The very thought that computers may be subject to some of the same biases and prejudices as humans can be frightening, but the unsettling reality is something we as a society need to confront before the problem proliferates.
The very thought that computers may be subject to some of the same biases and prejudices as humans can be frightening, but the unsettling reality is something we as a society need to confront before the problem proliferates. We have entered an era where things like big data, machine learning, and adaptive algorithms are becoming commonplace among businesses, learning institutions, healthcare providers, and more. In many cases, these learning algorithms and the use of data are meant to overcome some of the shortcomings of human thoughts and actions, eliminating the biases that creep into our minds without our even realizing it. Sadly, many of the same prejudices could be copied over into how computers solve problems. Even worse, those biases may actually be magnified, and having the best of intentions doesn’t prevent the problems from spreading.
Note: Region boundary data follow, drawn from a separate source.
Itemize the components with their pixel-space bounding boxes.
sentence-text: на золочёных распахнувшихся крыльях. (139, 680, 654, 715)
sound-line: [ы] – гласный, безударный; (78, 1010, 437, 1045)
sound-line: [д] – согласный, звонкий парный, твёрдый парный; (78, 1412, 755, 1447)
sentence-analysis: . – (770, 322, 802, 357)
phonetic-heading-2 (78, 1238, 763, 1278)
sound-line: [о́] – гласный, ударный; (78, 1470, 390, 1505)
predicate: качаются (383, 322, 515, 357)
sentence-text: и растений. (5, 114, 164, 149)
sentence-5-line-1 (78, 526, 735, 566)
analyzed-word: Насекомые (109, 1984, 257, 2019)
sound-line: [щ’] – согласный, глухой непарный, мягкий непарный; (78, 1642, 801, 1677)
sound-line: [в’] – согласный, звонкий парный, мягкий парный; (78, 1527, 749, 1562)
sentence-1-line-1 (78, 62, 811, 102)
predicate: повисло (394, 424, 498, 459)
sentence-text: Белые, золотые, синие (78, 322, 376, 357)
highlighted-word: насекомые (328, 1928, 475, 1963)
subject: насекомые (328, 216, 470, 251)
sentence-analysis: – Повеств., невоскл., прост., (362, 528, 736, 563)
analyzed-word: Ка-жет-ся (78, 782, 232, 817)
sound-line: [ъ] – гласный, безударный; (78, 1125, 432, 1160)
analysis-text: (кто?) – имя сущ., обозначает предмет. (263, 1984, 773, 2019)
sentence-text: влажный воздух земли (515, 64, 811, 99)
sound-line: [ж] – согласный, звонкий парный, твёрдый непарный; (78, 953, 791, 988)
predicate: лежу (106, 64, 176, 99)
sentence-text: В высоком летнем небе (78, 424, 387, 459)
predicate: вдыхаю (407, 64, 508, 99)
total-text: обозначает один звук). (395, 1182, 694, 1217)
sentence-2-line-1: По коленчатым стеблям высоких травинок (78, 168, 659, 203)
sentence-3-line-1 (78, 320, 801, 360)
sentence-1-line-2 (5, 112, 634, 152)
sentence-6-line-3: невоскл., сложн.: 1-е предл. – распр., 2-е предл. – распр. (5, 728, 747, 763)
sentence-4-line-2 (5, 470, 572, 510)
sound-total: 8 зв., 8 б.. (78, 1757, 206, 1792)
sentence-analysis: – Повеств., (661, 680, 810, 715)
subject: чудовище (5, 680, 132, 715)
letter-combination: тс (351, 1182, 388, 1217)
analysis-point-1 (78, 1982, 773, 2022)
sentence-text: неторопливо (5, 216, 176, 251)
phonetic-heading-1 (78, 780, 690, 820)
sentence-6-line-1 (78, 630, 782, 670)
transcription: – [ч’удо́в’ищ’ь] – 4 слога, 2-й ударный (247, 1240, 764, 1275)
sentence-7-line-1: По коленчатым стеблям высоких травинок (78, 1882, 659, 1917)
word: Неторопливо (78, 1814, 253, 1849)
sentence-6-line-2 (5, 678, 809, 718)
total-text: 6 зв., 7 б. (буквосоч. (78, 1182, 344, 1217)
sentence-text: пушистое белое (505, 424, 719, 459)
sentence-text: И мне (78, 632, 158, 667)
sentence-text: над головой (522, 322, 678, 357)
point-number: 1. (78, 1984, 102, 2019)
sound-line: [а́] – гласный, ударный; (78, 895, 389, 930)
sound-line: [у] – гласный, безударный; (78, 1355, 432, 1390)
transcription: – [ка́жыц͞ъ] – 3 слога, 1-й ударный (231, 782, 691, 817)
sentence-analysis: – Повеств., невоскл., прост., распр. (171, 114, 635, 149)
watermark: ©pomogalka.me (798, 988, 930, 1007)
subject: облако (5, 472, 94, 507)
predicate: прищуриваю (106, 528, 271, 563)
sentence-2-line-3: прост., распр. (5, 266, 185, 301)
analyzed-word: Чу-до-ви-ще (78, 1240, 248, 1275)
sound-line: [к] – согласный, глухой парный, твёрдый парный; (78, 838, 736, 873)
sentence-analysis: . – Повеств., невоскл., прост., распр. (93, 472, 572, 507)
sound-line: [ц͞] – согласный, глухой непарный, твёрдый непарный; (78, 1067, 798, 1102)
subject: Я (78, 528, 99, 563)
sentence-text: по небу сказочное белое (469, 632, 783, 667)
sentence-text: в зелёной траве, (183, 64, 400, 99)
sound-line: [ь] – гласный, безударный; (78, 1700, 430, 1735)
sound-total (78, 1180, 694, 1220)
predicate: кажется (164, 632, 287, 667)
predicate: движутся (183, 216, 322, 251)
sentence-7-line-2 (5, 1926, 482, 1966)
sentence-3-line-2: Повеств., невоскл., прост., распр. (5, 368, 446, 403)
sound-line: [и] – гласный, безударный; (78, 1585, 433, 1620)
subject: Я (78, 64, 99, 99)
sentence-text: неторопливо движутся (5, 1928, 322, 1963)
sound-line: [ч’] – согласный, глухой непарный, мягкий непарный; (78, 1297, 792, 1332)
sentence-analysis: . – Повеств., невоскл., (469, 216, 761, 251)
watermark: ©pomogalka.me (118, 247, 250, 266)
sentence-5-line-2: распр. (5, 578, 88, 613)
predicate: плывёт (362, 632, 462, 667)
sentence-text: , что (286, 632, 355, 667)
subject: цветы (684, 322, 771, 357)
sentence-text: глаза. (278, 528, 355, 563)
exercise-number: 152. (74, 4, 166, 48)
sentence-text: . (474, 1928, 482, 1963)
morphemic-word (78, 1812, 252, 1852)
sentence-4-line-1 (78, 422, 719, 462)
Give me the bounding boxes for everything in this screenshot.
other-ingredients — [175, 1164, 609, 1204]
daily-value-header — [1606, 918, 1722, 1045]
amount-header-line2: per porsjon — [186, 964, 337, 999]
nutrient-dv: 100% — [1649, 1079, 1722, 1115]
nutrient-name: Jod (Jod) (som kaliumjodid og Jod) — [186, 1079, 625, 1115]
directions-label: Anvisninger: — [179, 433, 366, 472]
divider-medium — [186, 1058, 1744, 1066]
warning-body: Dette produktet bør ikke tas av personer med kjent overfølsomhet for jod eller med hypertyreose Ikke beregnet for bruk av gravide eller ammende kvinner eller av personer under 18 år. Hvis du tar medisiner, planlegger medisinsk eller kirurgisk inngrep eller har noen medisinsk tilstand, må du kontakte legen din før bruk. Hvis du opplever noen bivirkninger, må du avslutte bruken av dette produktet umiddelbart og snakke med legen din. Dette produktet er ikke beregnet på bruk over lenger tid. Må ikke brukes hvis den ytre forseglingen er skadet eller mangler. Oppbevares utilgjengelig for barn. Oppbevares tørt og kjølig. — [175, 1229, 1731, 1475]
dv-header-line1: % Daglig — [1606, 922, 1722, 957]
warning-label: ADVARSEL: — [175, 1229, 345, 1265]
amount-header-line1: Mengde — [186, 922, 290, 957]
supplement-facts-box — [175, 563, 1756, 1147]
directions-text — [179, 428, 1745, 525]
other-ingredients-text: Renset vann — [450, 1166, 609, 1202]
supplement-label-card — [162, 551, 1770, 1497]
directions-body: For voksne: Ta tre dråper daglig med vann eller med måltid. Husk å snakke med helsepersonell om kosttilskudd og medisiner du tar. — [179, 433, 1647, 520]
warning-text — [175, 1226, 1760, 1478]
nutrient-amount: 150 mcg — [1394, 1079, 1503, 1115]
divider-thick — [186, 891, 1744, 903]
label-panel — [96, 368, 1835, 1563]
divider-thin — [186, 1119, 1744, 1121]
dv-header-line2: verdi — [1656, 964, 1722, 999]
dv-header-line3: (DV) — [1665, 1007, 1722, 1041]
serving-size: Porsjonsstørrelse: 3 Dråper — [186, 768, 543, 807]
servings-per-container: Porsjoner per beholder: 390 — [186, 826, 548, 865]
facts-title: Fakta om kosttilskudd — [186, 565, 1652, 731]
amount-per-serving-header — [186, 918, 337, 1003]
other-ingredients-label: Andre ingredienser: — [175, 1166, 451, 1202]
On the surface, using the likes of big data and machine learning (an application of Spark vs. Hadoop) would seem like an excellent way to get rid of biases. After all, if a computer is only dealing with hard data, how could bias even factor into the equation? Unfortunately, the use of big data doesn’t always lead to impartial outcomes. In the case of machine learning, algorithms look for ways to solve specific problems or come up with innovative solutions. While the process is a learning one, algorithms are still plugged in by human programmers, and unless specifically controlled and monitored for bias, those same algorithms may be learning in the wrong way, all against the intentions of the programmers.
Let’s take a look at some examples of how this can happen. One area where people want to use learning algorithms is in what is often called predictive policing. The idea is to use machine learning to find where to best allocate police resources in an effort to reduce crime. In this way, police would deploy officers and other resources according to where the data indicates and not based on racial profiling. While the goal is admirable, the algorithms are only as good as the data that is used, and if the data collected indicates police are already targeting a certain race and getting arrests out of it, the algorithms will tell police to focus on certain neighborhoods where that race is prevalent. Think of it as a form of confirmation bias, only made worse because police would now think they’re focusing their attention on the right spots because a computer told them to.
Another example comes from a British university which adopted a computer model that would help them with the admissions process. The program would base its selection criteria on historical patterns indicating which candidates were accepted and which were rejected. This would allow them during the first round of admissions to filter out candidates determined to have little chance of being accepted. Again, this is a case where the goal is an admirable one, yet the results ended up being troubling. Based off of the data fed into the algorithm, significant bias was shown against female candidates and those with non-European looking names. While the problem was discovered and addressed, the fact that a machine learning algorithm came to that conclusion should raise more than a few eyebrows.
There are many other examples that could be cited, but the news isn’t all doom and gloom. Many experts and groups are raising awareness of the problem before it becomes more widespread. And since the whole thing is looked at as accidental bias, there’s hope that steps can be taken to ensure more bias doesn’t creep into machine learning. First off, it’s possible to test for bias within algorithms, something that is relatively easy to do. Second, many are pushing for more engineers and programmers to become involved in these types of policy debates since they are the ones with the most understanding of the problem and how to solve it. Third, there’s a greater call for “algorithmic transparency”, which basically opens up the underlying algorithmic mechanisms to review and scrutiny, ensuring that bias is kept out as much as possible.
Perhaps it shouldn’t be surprising that computers could stereotype unwittingly. The major push is to develop artificial intelligence, which is meant to mimic the human mind in the first place. The fact that bias and prejudices are involved should be something expected but also controlled for. As more organizations adopt big data and related tools like Apache Spark, along with machine learning techniques, they’ll need to take care that the results they discover are the untampered truth and not the result of unintentional biases.